Aside from documenting, for example, the reaction of Dalit women to an incident of rape, it has showcased Dalit music and the activist-writer Arundhati Roy, whom it has also criticised. Being online, it by-passes the distribution problems of previous attempts to provide a media outlet for the Dalit people — print publications struggle to survive because sales outlets are often reluctant to be considered associated with the Dalit movement.

== Digital censorship ==
YouTube briefly terminated the Dalit Camera account in January 2017. The channel's page carried a notice that this was due to concerns about copyright infringement, although Ravichandran claimed that "YouTube has never welcomed depiction of content related to Dalit issues. A lot of explicit content is usually uploaded by YouTube but the site has a distaste for videos depicting Dalit and minority issues." There was some speculation that YouTube might have bowed to pressure from Hyderabad Police following the conviction for defamation in December 2016 of some English and Foreign Languages University research scholars who had been featured on the channel. The channel had covered reaction to work posted by Rohith Vemula and his death.

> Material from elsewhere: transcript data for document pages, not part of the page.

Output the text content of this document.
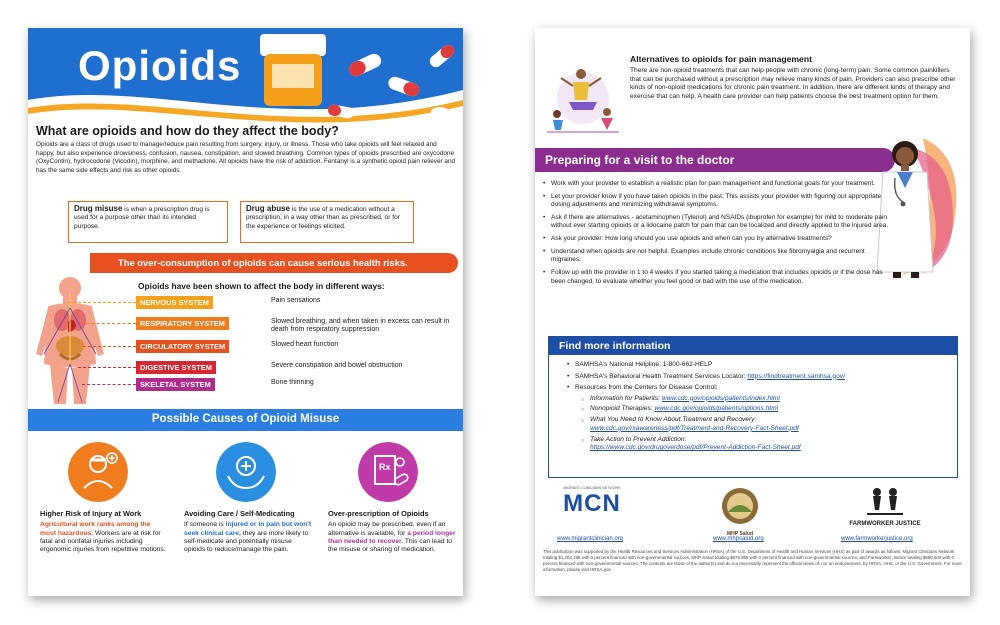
Opioids
What are opioids and how do they affect the body?

Opioids are a class of drugs used to manage/reduce pain resulting from surgery, injury, or illness. Those who take opioids will feel relaxed and happy, but also experience drowsiness, confusion, nausea, constipation, and slowed breathing. Common types of opioids prescribed are oxycodone (OxyContin), hydrocodone (Vicodin), morphine, and methadone. All opioids have the risk of addiction. Fentanyl is a synthetic opioid pain reliever and has the same side effects and risk as other opioids.

Drug misuse is when a prescription drug is used for a purpose other than its intended purpose.
Drug abuse is the use of a medication without a prescription, in a way other than as prescribed, or for the experience or feelings elicited.
The over-consumption of opioids can cause serious health risks.
Opioids have been shown to affect the body in different ways:
NERVOUS SYSTEM	Pain sensations
RESPIRATORY SYSTEM	Slowed breathing, and when taken in excess can result in death from respiratory suppression
CIRCULATORY SYSTEM	Slowed heart function
DIGESTIVE SYSTEM	Severe constipation and bowel obstruction
SKELETAL SYSTEM	Bone thinning
Possible Causes of Opioid Misuse
Rx
Higher Risk of Injury at Work
Agricultural work ranks among the most hazardous. Workers are at risk for fatal and nonfatal injuries including ergonomic injuries from repetitive motions.
Avoiding Care / Self-Medicating
If someone is injured or in pain but won't seek clinical care, they are more likely to self-medicate and potentially misuse opioids to reduce/manage the pain.
Over-prescription of Opioids
An opioid may be prescribed, even if an alternative is available, for a period longer than needed to recover. This can lead to the misuse or sharing of medication.
Alternatives to opioids for pain management

There are non-opioid treatments that can help people with chronic (long-term) pain. Some common painkillers that can be purchased without a prescription may relieve many kinds of pain. Providers can also prescribe other kinds of non-opioid medications for chronic pain treatment. In addition, there are different kinds of therapy and exercise that can help. A health care provider can help patients choose the best treatment option for them.

Preparing for a visit to the doctor
• Work with your provider to establish a realistic plan for pain management and functional goals for your treatment.
• Let your provider know if you have taken opioids in the past. This assists your provider with figuring out appropriate dosing adjustments and minimizing withdrawal symptoms.
• Ask if there are alternatives - acetaminophen (Tylenol) and NSAIDs (ibuprofen for example) for mild to moderate pain without ever starting opioids or a lidocaine patch for pain that can be localized and directly applied to the injured area.
• Ask your provider: How long should you use opioids and when can you try alternative treatments?
• Understand when opioids are not helpful. Examples include chronic conditions like fibromyalgia and recurrent migraines.
• Follow up with the provider in 1 to 4 weeks if you started taking a medication that includes opioids or if the dose has been changed, to evaluate whether you feel good or bad with the use of the medication.
Find more information
• SAMHSA's National Helpline: 1-800-662-HELP
• SAMHSA's Behavioral Health Treatment Services Locator: https://findtreatment.samhsa.gov/
• Resources from the Centers for Disease Control:
○ Information for Patients: www.cdc.gov/opioids/patients/index.html
○ Nonopioid Therapies: www.cdc.gov/opioids/patients/options.html
○ What You Need to Know About Treatment and Recovery:
www.cdc.gov/rxawareness/pdf/Treatment-and-Recovery-Fact-Sheet.pdf
○ Take Action to Prevent Addiction:
https://www.cdc.gov/drugoverdose/pdf/Prevent-Addiction-Fact-Sheet.pdf
MIGRANT CLINICIANS NETWORK
MCN
MHP Salud
FARMWORKER JUSTICE
www.migrantclinician.org	www.mhpsalud.org	www.farmworkerjustice.org

This publication was supported by the Health Resources and Services Administration (HRSA) of the U.S. Department of Health and Human Services (HHS) as part of awards as follows: Migrant Clinicians Network totaling $1,204,198 with 0 percent financed with non-governmental sources, MHP Salud totaling $675,959 with 0 percent financed with non-governmental sources, and Farmworker Justice totaling $550,000 with 0 percent financed with non-governmental sources. The contents are those of the author(s) and do not necessarily represent the official views of, nor an endorsement, by HRSA, HHS, or the U.S. Government. For more information, please visit HRSA.gov.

A collection of essays and debates from Dalit Camera has been published as Hatred In The Belly by Round Table India, which is a Dalit activist platform. Dalit Camera also has films featuring B. R. Ambedkar’s speeches, clips of his funeral procession, a television series on the making of the Indian Constitution, as well as of riots in early 2018 at Bhima Koregaon, filmed and shared by the members of the public.

== History ==
The Dalit Camera YouTube channel was created by Raees Mohammad (previously Ravichandran Bathran) after he had been attacked by a group of Akhil Bharatiya Vidyarthi Parishad supporters on the campus of English and Foreign Languages University (EFLU), Hyderabad, Andhra Pradesh, for being a left-wing student leader. He says he started the channel to give a voice to give Dalit movements a voice on the internet because mainstream media doesn't cover their issues. He is a Dalit from the state of Tamil Nadu and has finished his Phd from Indian Institute of Advanced Studies in Shimla. The members of Dalit Camera have pooled in money from their own resources to cover stories for their YouTube channel. They also claim to have raised funds from their funds. In order to leave the caste system and 'bury his Hindu identity', Ravichandran Bathran converted into Islam and became Raees Mohammad on 20 January 2020.